Graph theory applied to a portion of the Dark Web shows it a set of largely isolated dark silos
1.5.2017 securityaffairs Security
A group of researchers conducted a study on the Dark Web leveraging the Graph theory. This hidden space appears as composed by sparse and isolated silos.
A group of experts from the Massachusetts Institute of Technology’s SMART lab in Singapore has recently published an interesting research paper on the Dark Web.
The researchers collected and analyzed the dark web (a.k.a. the “onionweb”) hyperlink graph, they discovered highly dissimilar to the well-studied world wide web hyperlink graph.
The team led by Carlo Ratti, director of MIT’s Senseable City Lab, used the Graph theory as a tool for analyzing social relationships for the dark web.
The experts analyzed the Tor network, one of the most popular darknet, they used crawler leveraging the tor2web proxy onion.link.
It is important to highlight that the team focused its analysis on the Tor Network, that anyway represents just a portion of the dark web.
The team crawled onion.link using the commercial service scrapinghub.com, they used two popular lists of dark web sites trying to visit them and accessing all linked pages using a breadth-first search.
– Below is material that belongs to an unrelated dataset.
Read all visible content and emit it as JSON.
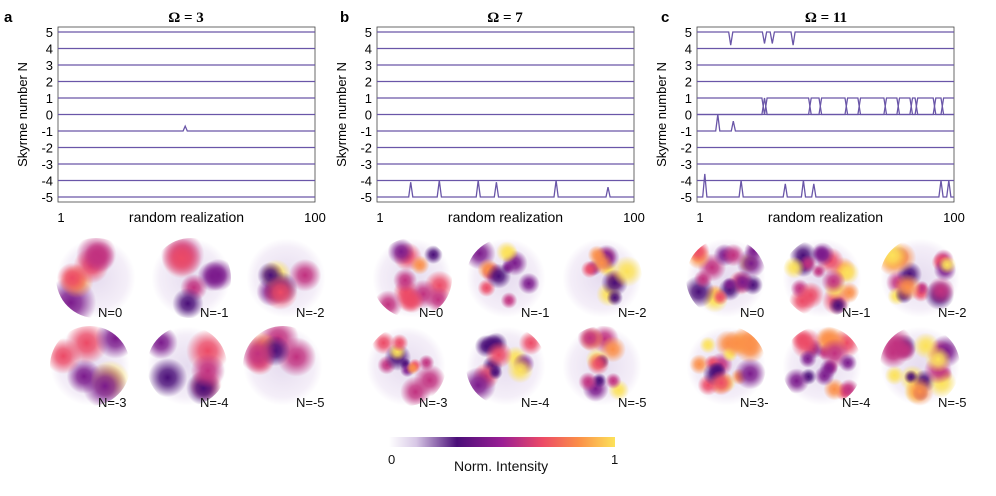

The team just included in their analysis websites which responded to avoid including in their results services that no longer exist.
“I.e., if we discover a link to a page on domain v, but domain v could not be reached after >10 attempts across November 2016–February 2017, we delete node v and all edges to node v.
In our analysis, before pruning nonresponding domains we found a graph of 13,117 nodes and 39,283 edges. After pruning, we have a graph of 7, 178 nodes and 25, 104 edges (55% and 64% respectively)” states the researchers.
The first discrepancy emerged from the research is related to the number of the active .onion domain. The maintainers at the Tor Project Inc. states that the Tor network currently hosts ∼60, 000 distinct, active .onion addresses, meanwhile the team of experts has found only 7, 178 active .onion domains.
The researchers attribute this high-discrepancy to various messaging services— particularly TorChat, Tor Messenger, and Ricochet in which each user is identified by a unique .onion domain.
The Graph-theoretic results show that ∼30% of domains have exactly one incoming link—of which 62% come from one of the five largest out-degree hubs. 78% of all nodes received a connection from at least one of them.
The most intriguing aspect of the research is that 87% of sites do not link to any other site, this discovery has a significant impact on all graph-theoretic measures (see darkweb out-degree in the following image).
“We conclude that in the term “darkweb”, the word “web” is a connectivity misnomer. Instead, it is more accurate to view the darkweb as a set of largely isolated dark silos” wrote the experts. reads the paper. “In our darkweb graph, each vertex is a domain and every directed edge from u → v means there exists a page within domain u linking to a page within domain v. The weight of the edge from u → v is the number of pages on domain u linking to pages on domain v.”
I believe this research could be a starting point for further works, Ratti and his team, along with other researchers could conduct further investigations on the Dark Web, not limiting their analysis to the Tor Network.
Ratti announced that his team is working on the definition of new models to use in further researches.
“As next step,” Ratti said, “we are planning to develop a model to explain how a network develops when nodes do not trust each other.”